Ein ebenso schwerwiegendes Problem ist das durch die Nachhaltigkeit und die mit eingehende
Konsumethik, die Gesellschaft gespalten wurde. Die Mittelschicht sieht in der Nachhaltigkeit
eine Distinktionsfunktion von der verschwenderischen Oberschicht, als auch von der
Unterschicht. Dadurch, dass die Unterschicht von der Mittelschicht sehr streng verurteilt
werden, grenzt sich auch die sozial schwache Schicht von der Mittelschicht ab. So wird die
Spaltung immer größer und die Fronten verhärten sich ebenso. Es ist daher wichtig, dass
Stigmatisierungen anhand von Konsum aufhören muss. Wenn man sich erfolgreich an den
Klimawandel anpassen will, dann muss man als Gesellschaft zusammenstehen. Eine Idee, wie
man als Gesellschaft wieder aufeinander zugehen könnte und sich dadurch gemeinsam für die
Umwelt einsetzen kann, nennt Schaupp, indem er vorschlägt, dass sie die Protestant:innen und
Aktikivist:innen von von Fridays for Future mit den größten deutschen Gewerkschaften ver:di
und IG-Metall zusammenschließen (Schaupp, 2020, S.66). Ein möglicher Zusammenschluss
dieser drei Parteien, im Rahmen von Protesten, hätte mehrere Folgen. Zum einen bekäme der
Protest für die Aufrechterhaltung der Umwelt eine deutlich größere Stimme und findet somit
möglicherweise mehr Gehör in der Politik. Zum anderen würden durch die Größe der
Gewerkschaften und Fridays for Future Menschen aller Schichten, ob jung oder alt,
Mittelschicht oder sozial schwache Schicht zusammenkommen, um an einem Strang zu ziehen.
Vorausgesetzt, dass sich die Gewerkschaften ebenso für die Umwelt einsetzten, wie Fridays
for Future.
Literatur

BILDUNG, BUNDESZENTRALE FÜR POLITISCHE (2022): Einkommensgruppen, bpb.de, [online]

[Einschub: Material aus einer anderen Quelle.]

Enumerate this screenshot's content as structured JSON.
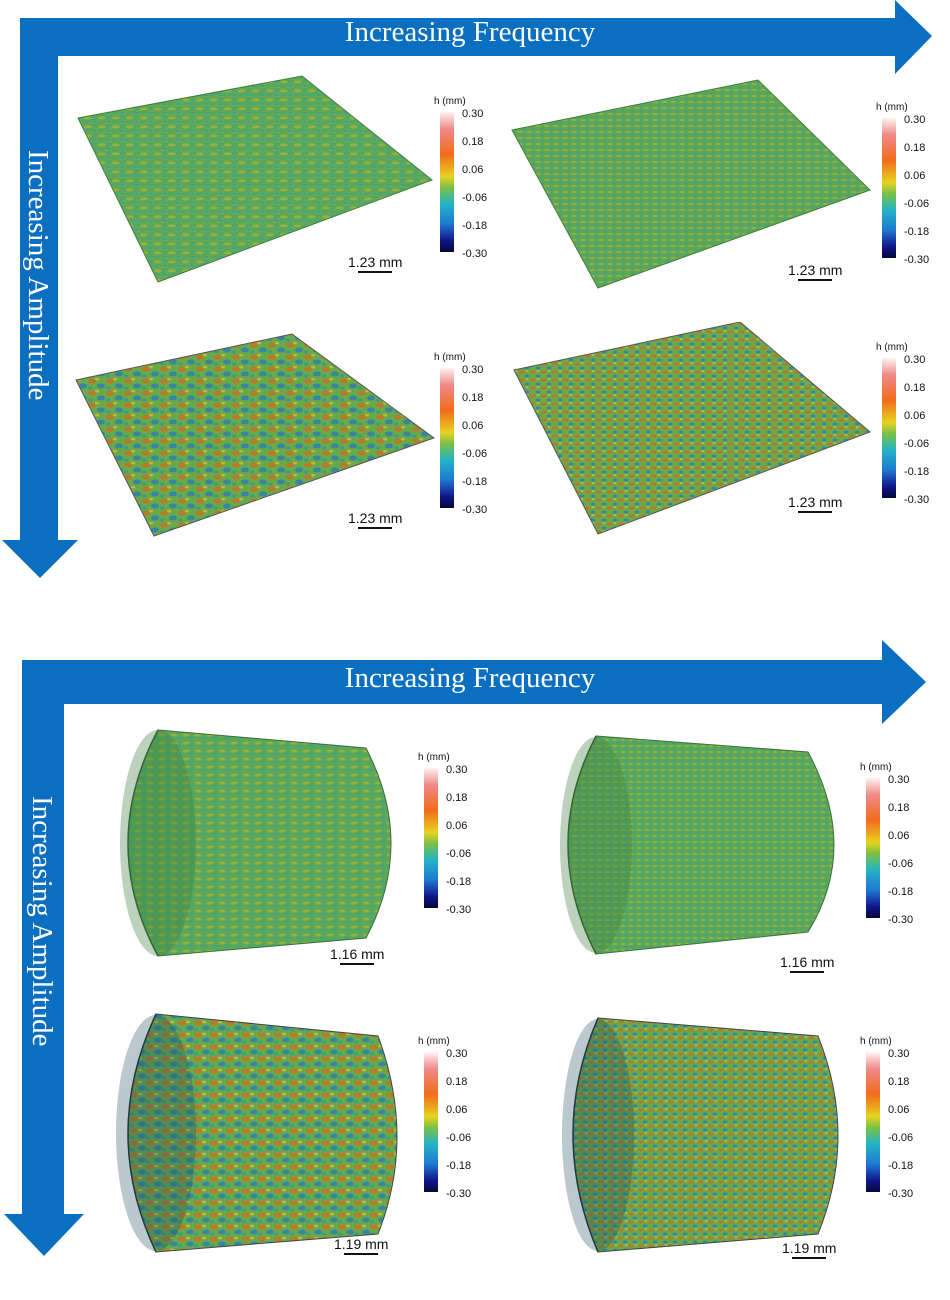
{
  "sections": [
    {
      "frequency_label": "Increasing Frequency",
      "amplitude_label": "Increasing Amplitude",
      "panels": [
        {
          "shape": "flat-plate",
          "roughness": "low",
          "scale": "1.23 mm"
        },
        {
          "shape": "flat-plate",
          "roughness": "low",
          "scale": "1.23 mm"
        },
        {
          "shape": "flat-plate",
          "roughness": "high",
          "scale": "1.23 mm"
        },
        {
          "shape": "flat-plate",
          "roughness": "high",
          "scale": "1.23 mm"
        }
      ]
    },
    {
      "frequency_label": "Increasing Frequency",
      "amplitude_label": "Increasing Amplitude",
      "panels": [
        {
          "shape": "cylinder",
          "roughness": "low",
          "scale": "1.16 mm"
        },
        {
          "shape": "cylinder",
          "roughness": "low",
          "scale": "1.16 mm"
        },
        {
          "shape": "cylinder",
          "roughness": "high",
          "scale": "1.19 mm"
        },
        {
          "shape": "cylinder",
          "roughness": "high",
          "scale": "1.19 mm"
        }
      ]
    }
  ],
  "colorbar": {
    "title": "h (mm)",
    "ticks": [
      "0.30",
      "0.18",
      "0.06",
      "-0.06",
      "-0.18",
      "-0.30"
    ]
  },
  "colors": {
    "arrow": "#0a6ec1",
    "text_on_arrow": "#ffffff"
  }
}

https://www.bpb.de/kurz-knapp/zahlen-und-fakten/soziale-situation-in-

deutschland/61763/einkommensgruppen/ [abgerufen am 10.07.2022].

BOURDIEU, PIERRE/HELLA BEISTER (1998): Praktische Vernunft: Zur Theorie des Handelns

(edition suhrkamp), 1., Berlin , Deutschland: Suhrkamp Verlag.

NECKEL, SIGHARD (2018): Ökologische Distinktion, in: Die Gesellschaft der Nachhaltigkeit,

S. 59–76, [online] doi:10.14361/9783839441947-005.

SCHAUPP, SIMON (2020): Jenseits der Austeritätsökologie : Einführung in eine Umweltpolitik

von unten: Einführung in eine Umweltpolitik von unten, in: Sozial.Geschichte Online

28, S. 43–68, [online] doi:10.17185/duepublico/73595.

TAGESSCHAU/PETTERI TAALAS (2022): Hitze in Deutschland: Der nächste Tag mit bis zu 40

Grad, tagesschau.de, [online] https://www.tagesschau.de/inland/hitzewelle-

deutschland-119.html [abgerufen am 22.07.2022].